No penalty shall be imposed under section 6662(a) with respect to any portion of an under payment if it is shown that there was reasonable cause and that the taxpayer acted in good faith. See sec. 6664(c). Whether a taxpayer acted with good faith depends upon the facts and circumstances of each case. See sec. 1.6664-4(b)(1), Income Tax Regs. The burden of proof is upon the taxpayer. See Rule 142(a); Bixby v. Commissioner [Dec. 31,493], 58 T.C. 757, 791-792 (1972).

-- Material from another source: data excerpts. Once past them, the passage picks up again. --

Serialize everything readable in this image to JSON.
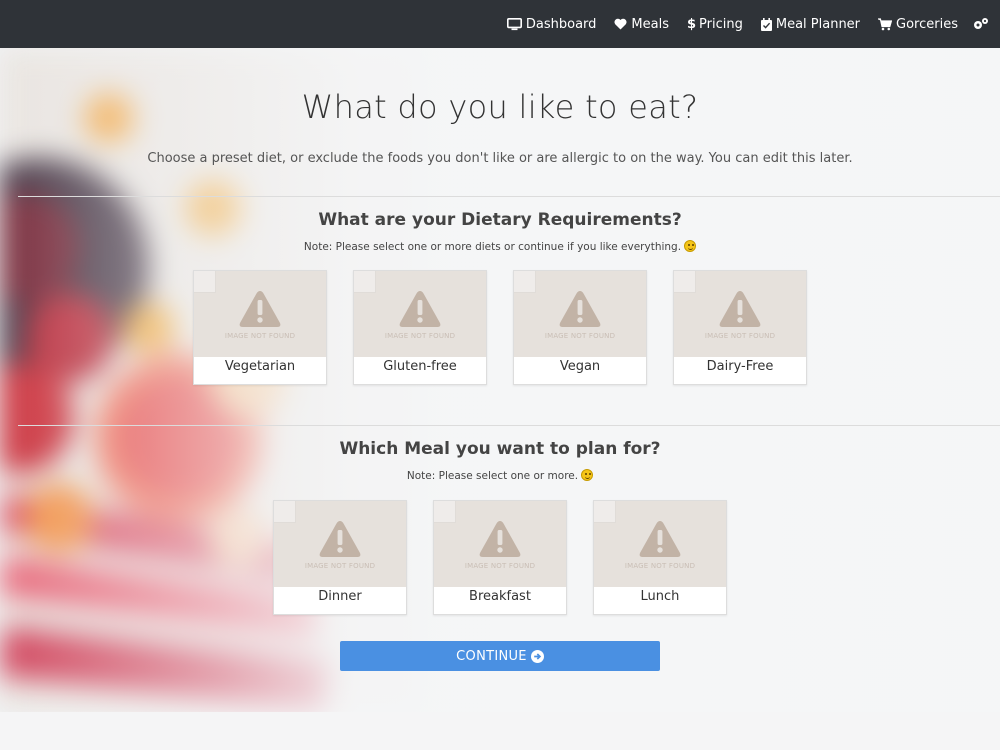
{
  "nav": {
    "items": [
      {
        "label": "Dashboard",
        "icon": "monitor-icon"
      },
      {
        "label": "Meals",
        "icon": "heart-icon"
      },
      {
        "label": "Pricing",
        "icon": "dollar-icon"
      },
      {
        "label": "Meal Planner",
        "icon": "calendar-check-icon"
      },
      {
        "label": "Gorceries",
        "icon": "cart-icon"
      }
    ],
    "settings_icon": "gears-icon"
  },
  "main": {
    "title": "What do you like to eat?",
    "subtitle": "Choose a preset diet, or exclude the foods you don't like or are allergic to on the way. You can edit this later."
  },
  "diets": {
    "title": "What are your Dietary Requirements?",
    "note": "Note: Please select one or more diets or continue if you like everything.",
    "items": [
      {
        "label": "Vegetarian",
        "image_text": "IMAGE NOT FOUND"
      },
      {
        "label": "Gluten-free",
        "image_text": "IMAGE NOT FOUND"
      },
      {
        "label": "Vegan",
        "image_text": "IMAGE NOT FOUND"
      },
      {
        "label": "Dairy-Free",
        "image_text": "IMAGE NOT FOUND"
      }
    ]
  },
  "meals": {
    "title": "Which Meal you want to plan for?",
    "note": "Note: Please select one or more.",
    "items": [
      {
        "label": "Dinner",
        "image_text": "IMAGE NOT FOUND"
      },
      {
        "label": "Breakfast",
        "image_text": "IMAGE NOT FOUND"
      },
      {
        "label": "Lunch",
        "image_text": "IMAGE NOT FOUND"
      }
    ]
  },
  "continue_label": "CONTINUE",
  "colors": {
    "navbar": "#2f3338",
    "accent": "#4a90e2",
    "placeholder": "#e6e1dc",
    "warning_glyph": "#c2b3a6"
  }
}
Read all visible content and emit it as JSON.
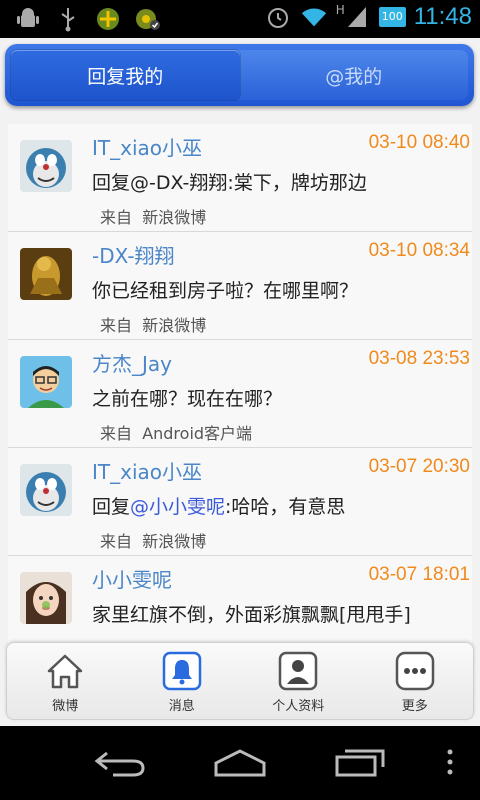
{
  "status_bar": {
    "network": "H",
    "battery": "100",
    "time": "11:48"
  },
  "tabs": [
    {
      "label": "回复我的",
      "active": true
    },
    {
      "label": "@我的",
      "active": false
    }
  ],
  "messages": [
    {
      "user": "IT_xiao小巫",
      "time": "03-10 08:40",
      "content_pre": "回复@-DX-翔翔:棠下，牌坊那边",
      "mention": "",
      "content_post": "",
      "source_prefix": "来自",
      "source": "新浪微博",
      "avatar": "doraemon-avatar"
    },
    {
      "user": "-DX-翔翔",
      "time": "03-10 08:34",
      "content_pre": "你已经租到房子啦？在哪里啊？",
      "mention": "",
      "content_post": "",
      "source_prefix": "来自",
      "source": "新浪微博",
      "avatar": "golden-figure-avatar"
    },
    {
      "user": "方杰_Jay",
      "time": "03-08 23:53",
      "content_pre": "之前在哪？现在在哪？",
      "mention": "",
      "content_post": "",
      "source_prefix": "来自",
      "source": "Android客户端",
      "avatar": "cartoon-man-avatar"
    },
    {
      "user": "IT_xiao小巫",
      "time": "03-07 20:30",
      "content_pre": "回复",
      "mention": "@小小雯呢",
      "content_post": ":哈哈，有意思",
      "source_prefix": "来自",
      "source": "新浪微博",
      "avatar": "doraemon-avatar"
    },
    {
      "user": "小小雯呢",
      "time": "03-07 18:01",
      "content_pre": "家里红旗不倒，外面彩旗飘飘[甩甩手]",
      "mention": "",
      "content_post": "",
      "source_prefix": "",
      "source": "",
      "avatar": "girl-avatar"
    }
  ],
  "bottom_nav": [
    {
      "label": "微博",
      "icon": "home-icon",
      "active": false
    },
    {
      "label": "消息",
      "icon": "bell-icon",
      "active": true
    },
    {
      "label": "个人资料",
      "icon": "profile-icon",
      "active": false
    },
    {
      "label": "更多",
      "icon": "more-icon",
      "active": false
    }
  ],
  "colors": {
    "accent_blue": "#2b62d8",
    "username": "#4a86c8",
    "timestamp": "#f08a1c",
    "status_time": "#33b5e5"
  }
}
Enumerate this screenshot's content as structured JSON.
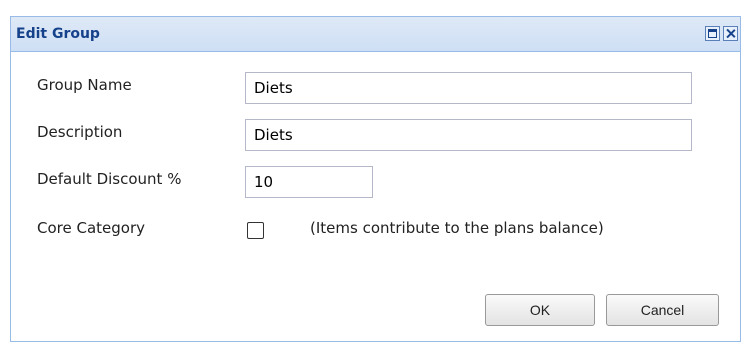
{
  "window": {
    "title": "Edit Group"
  },
  "form": {
    "group_name": {
      "label": "Group Name",
      "value": "Diets"
    },
    "description": {
      "label": "Description",
      "value": "Diets"
    },
    "default_discount": {
      "label": "Default Discount %",
      "value": "10"
    },
    "core_category": {
      "label": "Core Category",
      "checked": false,
      "note": "(Items contribute to the plans balance)"
    }
  },
  "buttons": {
    "ok_label": "OK",
    "cancel_label": "Cancel"
  },
  "colors": {
    "title_text": "#15428b",
    "header_bg": "#dfe9f6",
    "border": "#99bbe8"
  },
  "icons": [
    "maximize-icon",
    "close-icon"
  ]
}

Petitioners argue that the negligence penalty should not apply because they relied upon the services of their accountant. Reliance on the advice of an accountant or other professional tax adviser does not necessarily demonstrate reasonable cause unless the reliance was reasonable and the taxpayer acted in good faith, which requires, among other things, that the advice be based on all pertinent facts and circumstances and on no unreasonable factual or legal assumptions. See sec. 1.6664-4(b)(1) and (c), Income Tax Regs. If the taxpayer fails to provide the accountant with the information necessary for preparing the return, the taxpayer is liable for the penalty. See Johnson v. Commissioner [Dec. 36,905], 74 T.C. 89, 97 (1980), affd. [82-1 USTC ╤ 9311] 673 F.2d 262 (9th Cir. 1982).
Petitioners failed to prove that they provided their accountant complete information for preparing their 1993 joint Federal income tax return. In addition, petitioners failed to show that they kept adequate books and records to substantiate their claimed net operating loss deduction. With regard to both the discharge of indebtedness income and the claimed net operating loss deduction, petitioners failed to show that they had reasonable cause or acted in good faith.
Accordingly, respondent's determination of an accuracy-related penalty under section 6662(a) is sustained.
Decision will be entered for respondent.